Но недолго. Буйный нрав его взял свое, и Тамерлан рассудил так: «Мать у меня была одна, и другую не отнимет Аллах. А жену, даже если и отнимет, найду другую, их много вокруг». Тогда он завел дружбу с Хуссейном, эмиром Гератским, коему помог усмирить бунт в Герате, и после того Хуссейн стал во всем помогать Тамерлану, грабя окрестные земли и замысливая, как извести Казгана.

В знак дружбы Хуссейн выдал за Тамерлана сестру свою, Улджай, а ей было пятнадцать лет, но в тех землях и двенадцатилетних, и десятилетних, и даже шестилетних девочек выдают замуж, и Тамерлан не раз брал себе в гарем совсем юных дев, коим еще только в куклы играть подобает.
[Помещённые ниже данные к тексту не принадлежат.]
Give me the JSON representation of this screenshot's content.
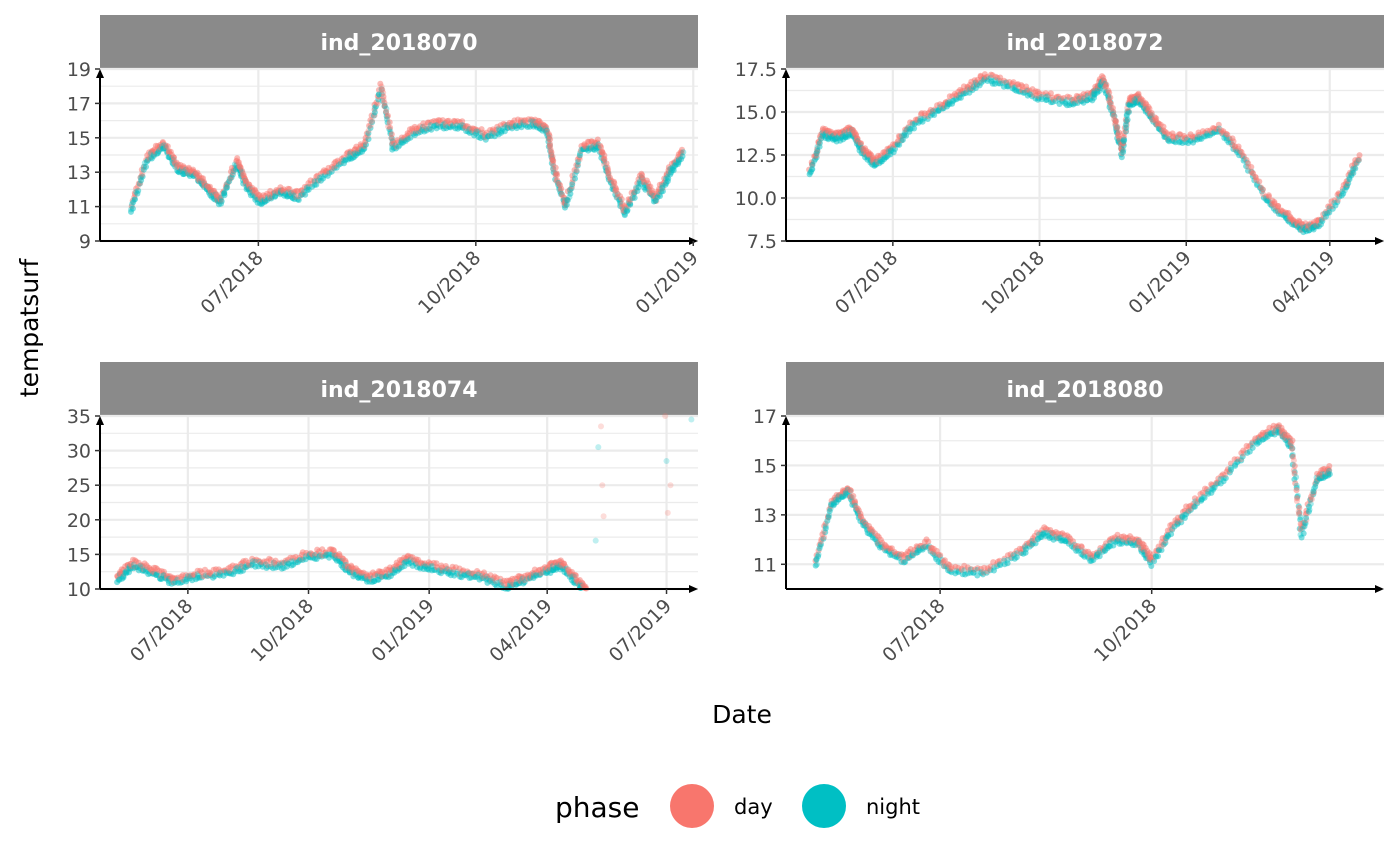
{
  "chart_data": {
    "type": "scatter",
    "facet_variable": "ind",
    "ylabel": "tempatsurf",
    "xlabel": "Date",
    "legend": {
      "title": "phase",
      "position": "bottom",
      "entries": [
        {
          "name": "day",
          "color": "#F8766D"
        },
        {
          "name": "night",
          "color": "#00BFC4"
        }
      ]
    },
    "colors": {
      "day": "#F8766D",
      "night": "#00BFC4",
      "strip": "#8a8a8a",
      "grid": "#ebebeb"
    },
    "panels": [
      {
        "title": "ind_2018070",
        "xlim": [
          "2018-04-25",
          "2019-01-03"
        ],
        "ylim": [
          9,
          19
        ],
        "y_ticks": [
          9,
          11,
          13,
          15,
          17,
          19
        ],
        "x_ticks": [
          {
            "date": "2018-07-01",
            "label": "07/2018"
          },
          {
            "date": "2018-10-01",
            "label": "10/2018"
          },
          {
            "date": "2019-01-01",
            "label": "01/2019"
          }
        ],
        "series": [
          {
            "date": "2018-05-08",
            "y": 10.8
          },
          {
            "date": "2018-05-15",
            "y": 13.8
          },
          {
            "date": "2018-05-22",
            "y": 14.6
          },
          {
            "date": "2018-05-28",
            "y": 13.2
          },
          {
            "date": "2018-06-04",
            "y": 12.9
          },
          {
            "date": "2018-06-10",
            "y": 12.0
          },
          {
            "date": "2018-06-15",
            "y": 11.3
          },
          {
            "date": "2018-06-22",
            "y": 13.6
          },
          {
            "date": "2018-06-26",
            "y": 12.2
          },
          {
            "date": "2018-07-02",
            "y": 11.3
          },
          {
            "date": "2018-07-10",
            "y": 11.9
          },
          {
            "date": "2018-07-18",
            "y": 11.6
          },
          {
            "date": "2018-07-28",
            "y": 12.8
          },
          {
            "date": "2018-08-08",
            "y": 13.9
          },
          {
            "date": "2018-08-15",
            "y": 14.5
          },
          {
            "date": "2018-08-22",
            "y": 17.9
          },
          {
            "date": "2018-08-27",
            "y": 14.4
          },
          {
            "date": "2018-09-05",
            "y": 15.4
          },
          {
            "date": "2018-09-15",
            "y": 15.8
          },
          {
            "date": "2018-09-25",
            "y": 15.7
          },
          {
            "date": "2018-10-05",
            "y": 15.1
          },
          {
            "date": "2018-10-15",
            "y": 15.7
          },
          {
            "date": "2018-10-25",
            "y": 15.9
          },
          {
            "date": "2018-10-31",
            "y": 15.5
          },
          {
            "date": "2018-11-03",
            "y": 13.2
          },
          {
            "date": "2018-11-08",
            "y": 11.0
          },
          {
            "date": "2018-11-15",
            "y": 14.4
          },
          {
            "date": "2018-11-22",
            "y": 14.6
          },
          {
            "date": "2018-11-27",
            "y": 12.6
          },
          {
            "date": "2018-12-03",
            "y": 10.6
          },
          {
            "date": "2018-12-10",
            "y": 12.7
          },
          {
            "date": "2018-12-16",
            "y": 11.4
          },
          {
            "date": "2018-12-22",
            "y": 13.0
          },
          {
            "date": "2018-12-28",
            "y": 14.2
          }
        ]
      },
      {
        "title": "ind_2018072",
        "xlim": [
          "2018-04-25",
          "2019-05-05"
        ],
        "ylim": [
          7.5,
          17.5
        ],
        "y_ticks": [
          7.5,
          10.0,
          12.5,
          15.0,
          17.5
        ],
        "y_tick_labels": [
          "7.5",
          "10.0",
          "12.5",
          "15.0",
          "17.5"
        ],
        "x_ticks": [
          {
            "date": "2018-07-01",
            "label": "07/2018"
          },
          {
            "date": "2018-10-01",
            "label": "10/2018"
          },
          {
            "date": "2019-01-01",
            "label": "01/2019"
          },
          {
            "date": "2019-04-01",
            "label": "04/2019"
          }
        ],
        "series": [
          {
            "date": "2018-05-10",
            "y": 11.5
          },
          {
            "date": "2018-05-18",
            "y": 13.8
          },
          {
            "date": "2018-05-27",
            "y": 13.5
          },
          {
            "date": "2018-06-05",
            "y": 13.9
          },
          {
            "date": "2018-06-12",
            "y": 12.8
          },
          {
            "date": "2018-06-20",
            "y": 12.0
          },
          {
            "date": "2018-07-01",
            "y": 12.9
          },
          {
            "date": "2018-07-15",
            "y": 14.4
          },
          {
            "date": "2018-08-01",
            "y": 15.3
          },
          {
            "date": "2018-08-15",
            "y": 16.2
          },
          {
            "date": "2018-08-28",
            "y": 17.0
          },
          {
            "date": "2018-09-15",
            "y": 16.5
          },
          {
            "date": "2018-10-01",
            "y": 15.9
          },
          {
            "date": "2018-10-20",
            "y": 15.6
          },
          {
            "date": "2018-11-03",
            "y": 15.9
          },
          {
            "date": "2018-11-10",
            "y": 16.9
          },
          {
            "date": "2018-11-17",
            "y": 14.6
          },
          {
            "date": "2018-11-22",
            "y": 12.6
          },
          {
            "date": "2018-11-26",
            "y": 15.5
          },
          {
            "date": "2018-12-02",
            "y": 15.8
          },
          {
            "date": "2018-12-10",
            "y": 14.8
          },
          {
            "date": "2018-12-20",
            "y": 13.5
          },
          {
            "date": "2019-01-05",
            "y": 13.4
          },
          {
            "date": "2019-01-22",
            "y": 14.0
          },
          {
            "date": "2019-02-05",
            "y": 12.5
          },
          {
            "date": "2019-02-20",
            "y": 10.0
          },
          {
            "date": "2019-03-05",
            "y": 8.9
          },
          {
            "date": "2019-03-15",
            "y": 8.2
          },
          {
            "date": "2019-03-25",
            "y": 8.5
          },
          {
            "date": "2019-04-10",
            "y": 10.5
          },
          {
            "date": "2019-04-20",
            "y": 12.5
          }
        ]
      },
      {
        "title": "ind_2018074",
        "xlim": [
          "2018-04-25",
          "2019-07-25"
        ],
        "ylim": [
          10,
          35
        ],
        "y_ticks": [
          10,
          15,
          20,
          25,
          30,
          35
        ],
        "x_ticks": [
          {
            "date": "2018-07-01",
            "label": "07/2018"
          },
          {
            "date": "2018-10-01",
            "label": "10/2018"
          },
          {
            "date": "2019-01-01",
            "label": "01/2019"
          },
          {
            "date": "2019-04-01",
            "label": "04/2019"
          },
          {
            "date": "2019-07-01",
            "label": "07/2019"
          }
        ],
        "series": [
          {
            "date": "2018-05-08",
            "y": 11.5
          },
          {
            "date": "2018-05-20",
            "y": 13.5
          },
          {
            "date": "2018-06-05",
            "y": 12.5
          },
          {
            "date": "2018-06-20",
            "y": 11.2
          },
          {
            "date": "2018-07-10",
            "y": 12.0
          },
          {
            "date": "2018-08-01",
            "y": 12.5
          },
          {
            "date": "2018-08-20",
            "y": 13.8
          },
          {
            "date": "2018-09-10",
            "y": 13.5
          },
          {
            "date": "2018-10-01",
            "y": 14.8
          },
          {
            "date": "2018-10-20",
            "y": 15.2
          },
          {
            "date": "2018-11-01",
            "y": 12.8
          },
          {
            "date": "2018-11-15",
            "y": 11.5
          },
          {
            "date": "2018-12-01",
            "y": 12.2
          },
          {
            "date": "2018-12-15",
            "y": 14.2
          },
          {
            "date": "2019-01-01",
            "y": 13.2
          },
          {
            "date": "2019-01-20",
            "y": 12.5
          },
          {
            "date": "2019-02-10",
            "y": 11.8
          },
          {
            "date": "2019-03-01",
            "y": 10.5
          },
          {
            "date": "2019-03-15",
            "y": 11.5
          },
          {
            "date": "2019-04-01",
            "y": 12.8
          },
          {
            "date": "2019-04-12",
            "y": 13.5
          },
          {
            "date": "2019-04-25",
            "y": 10.8
          },
          {
            "date": "2019-05-05",
            "y": 9.0
          }
        ],
        "outliers": [
          {
            "date": "2019-05-10",
            "y": 30.5
          },
          {
            "date": "2019-05-12",
            "y": 33.5
          },
          {
            "date": "2019-05-13",
            "y": 25.0
          },
          {
            "date": "2019-05-08",
            "y": 17.0
          },
          {
            "date": "2019-05-14",
            "y": 20.5
          },
          {
            "date": "2019-06-30",
            "y": 35.0
          },
          {
            "date": "2019-07-01",
            "y": 28.5
          },
          {
            "date": "2019-07-02",
            "y": 21.0
          },
          {
            "date": "2019-07-04",
            "y": 25.0
          },
          {
            "date": "2019-07-20",
            "y": 34.5
          }
        ]
      },
      {
        "title": "ind_2018080",
        "xlim": [
          "2018-04-25",
          "2019-01-10"
        ],
        "ylim": [
          10,
          17
        ],
        "y_ticks": [
          11,
          13,
          15,
          17
        ],
        "x_ticks": [
          {
            "date": "2018-07-01",
            "label": "07/2018"
          },
          {
            "date": "2018-10-01",
            "label": "10/2018"
          }
        ],
        "series": [
          {
            "date": "2018-05-08",
            "y": 11.0
          },
          {
            "date": "2018-05-15",
            "y": 13.5
          },
          {
            "date": "2018-05-22",
            "y": 14.0
          },
          {
            "date": "2018-05-28",
            "y": 12.8
          },
          {
            "date": "2018-06-05",
            "y": 11.8
          },
          {
            "date": "2018-06-15",
            "y": 11.2
          },
          {
            "date": "2018-06-25",
            "y": 11.8
          },
          {
            "date": "2018-07-05",
            "y": 10.8
          },
          {
            "date": "2018-07-20",
            "y": 10.7
          },
          {
            "date": "2018-08-05",
            "y": 11.5
          },
          {
            "date": "2018-08-15",
            "y": 12.3
          },
          {
            "date": "2018-08-25",
            "y": 12.0
          },
          {
            "date": "2018-09-05",
            "y": 11.2
          },
          {
            "date": "2018-09-15",
            "y": 12.0
          },
          {
            "date": "2018-09-25",
            "y": 11.9
          },
          {
            "date": "2018-10-01",
            "y": 11.1
          },
          {
            "date": "2018-10-10",
            "y": 12.5
          },
          {
            "date": "2018-10-20",
            "y": 13.5
          },
          {
            "date": "2018-11-01",
            "y": 14.5
          },
          {
            "date": "2018-11-15",
            "y": 16.0
          },
          {
            "date": "2018-11-25",
            "y": 16.5
          },
          {
            "date": "2018-12-01",
            "y": 15.8
          },
          {
            "date": "2018-12-05",
            "y": 12.2
          },
          {
            "date": "2018-12-12",
            "y": 14.5
          },
          {
            "date": "2018-12-18",
            "y": 14.8
          }
        ]
      }
    ]
  }
}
Дни Казгана были уже сочтены, и одно лишь спасало его до некоторых пор, что слишком много составлялось вокруг него заговоров, а хитрый Тамерлан хотел воспользоваться сим обстоятельством. Он помогал Казгану раскрывать заговоры, казнил заговорщиков и тем самым заранее избавлялся от будущих своих соперников. В то время произошла война с Хорезмом, Тамерлан с помощью коварства и хитрости, а не воинской доблести овладел этим городом, за что и получил его от Казгана в полное свое подчинение. Но в конце концов тенета сомкнулись над властителем Самарканда, и несчастный Казган пал жертвою коварных умыслов Тамерлана. Злодей же так хитро все продумал, что виновниками смерти Казгана были объявлены другие эмиры – Токлук Тимур и Хисрау-Баян-Кули, а истинный виновник остался в тени и избегнул наказания. Но Аллах не промедлил наказать его, и в тот год умер отец Тамерлана, Тарагай. И снова безбожник не раскаялся в грехах своих, продолжая творить беззаконие.

Вместо Казгана ханом стал Абдулла-Вали, человек жадный и равнодушный к нуждам своих подданных. Он бестрепетно взирал на то, как Тамерлан со своим шурином Хуссейном, да и иные эмиры, как-то – Токлук Тимур, Хаджи Барлас, Баян-Сальдур, бессовестно наживаются, грабя население всего Турана[38]38
  Туран – то, что ныне принято именовать Средней Азией.


[Закрыть]
. Тогда народ Турана восстал, и поднялась великая смута. К тому времени Токлук Тимур приобрел титул монгольского хана и, приведя большое войско монголов, завоевал Мавераннахр, а самаркандского царя Абдуллу-Вали казнил на берегу Джайхун-реки[39]39
  Джайхун-река – Амударья.


[Закрыть]
, аки лихоимца, поставив на его место хана Углана. Тамерлан же рьяно помогал Токлук Тимуру в овладении Мавераннахром, за что получил от того большие области во владение. Наипаче он выслужился перед ханом, немилостиво казня восставших жителей Турана, не разбирая, кто прав, а кто виноват, своею рукою отсекая им головы. Особливо жестоко покарал он жителей Хуталляна, где по его приказу была построена из живых связанных людей целая башня, которую обмазали со всех сторон глиною, и несколько дней она стонала, а бездушный Тамерлан наслаждался страшными стонами. И по сей день ужасная башня сия видна на берегу реки Кызылсу.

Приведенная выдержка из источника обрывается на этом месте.